Ho passato un giorno con Sarahah. E non è stata una bella esperienza. Sarahah non è una donna, ma la chat più in voga del momento. Se non ne avete ancora sentito parlare non preoccupatevi, tra poco succederà. Sarahah in arabo significa «onestà», un nome dal sapore vagamente grillino per un socialnetwork nato in Arabia Saudita e ora popolare in tutto il mondo. La caratteristica di questa rete è l'anonimato: tutti possono scrivere a tutti senza mostrare la propria identità. E proprio da questo postulato dovrebbe discendere, secondo l'ideatore, tal Zain al-Abidin Tawfiq, la presunta onestà: senza metterci la faccia ognuno può dire quello che pensa del prossimo suo. L'esatto contrario di Facebook, insomma, dove la faccia è la ragione aziendale, ma non ha mai impedito a nessuno di scrivere sesquipedali boiate. Immaginate cosa possa accadere dietro il totale anonimato...

Il genitore di Sarahah sostiene di averla inventata per migliorare le prestazioni sul posto di lavoro. Nelle sue ingenue ambizioni fa quasi tenerezza: doveva essere una chat anonima che permettesse ai dipendenti di dare consigli al proprio datore di lavoro su come ottimizzare le performance. Ovviamente si è subito trasformata in una bolgia infernale di sporcaccionate di ogni genere. E qualche dubbio deve essere venuto anche allo stesso Tawfiq se, ogni volta che provi a scrivere un messaggio, ti compare la scritta: «Lascia un messaggio costruttivo». Una excusatio non petita, un monito disatteso. In 24 ore ho raccolto una ventina di commenti decisamente distruttivi, scritti da chissà chi e ai quali è rigorosamente impedito rispondere. Per le prime due ore è piuttosto divertente, poi inizia a lievitare una vaghissima incazzatura nei confronti di ignoti, seguita da un certo disgusto per l'umanità. Dopodiché inizi a sospettare di tutti e ad appiccicare nomi e facce ai profili dei vari militi ignoti dell'insulto digitale. Immagini colleghi, ipotizzi conoscenti o vicini di casa che ti recapitano anonimamente gli sfoghi più improbabili, quello che covano quotidianamente dietro i saluti di rito e i viaggi in ascensore. Nelle poche ore di esistenza digitale su Sarahah ho scoperto in ordine sparso: di dovermi tagliare i capelli («dove vai con quella testa?»), di stare sulle balle a un discreto numero di persone, di essere un «servo della casta», un «pennivendolo» e la deiezione di un quadrupede (eufemismo). A completare il quadro alcune frasi assolutamente prive di senso, una bestemmia e una sfilza piuttosto variegata e ingegnosa di parolacce.

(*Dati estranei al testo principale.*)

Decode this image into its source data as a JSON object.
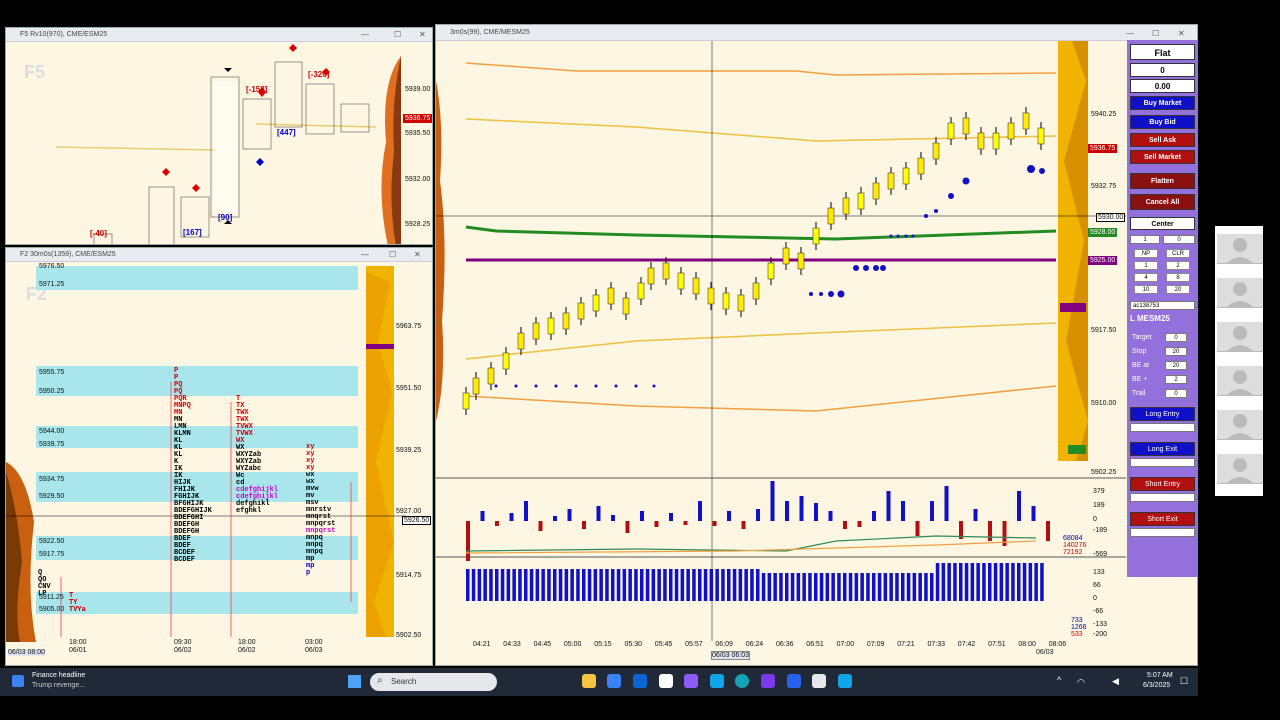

A parziale consolazione di questa antologia di improperi sono arrivate anche due proposte sentimental-sessuali. Assolutamente finte. Ma, dopo una teoria infinita di insulti, si è propensi a usare come balsamo per il proprio ego anche le più improbabili missive.

Sarahah è un misto tra il microfono aperto di Radio Radicale - quello in cui, sfrequenzando sull'autoradio, sentivi qualcuno smadonnare o insultare il politico di turno - e le vecchie lettere di minaccia scritte coi ritagli dei giornali. Un esperimento sociale divertente, ma dai risvolti potenzialmente pericolosi. Non a caso la app furoreggia tra i teenager e in molti Paesi del mondo gli esperti hanno già lanciato l'allarme cyberbullismo.

A fine serata, disinstallo l'applicazione dal mio iPhone, tiro un sospiro di sollievo e ho un'idea: sogno una app che si chiami Nafaq, in arabo «ipocrisia», dove tutti si fanno i complimenti. Perché se questa è l'onestà, nei rapporti con il prossimo quanto sarebbe bella un po' di sana, educata e garbata ipocrisia?

Ps. Comunque sono andato a tagliarmi i capelli.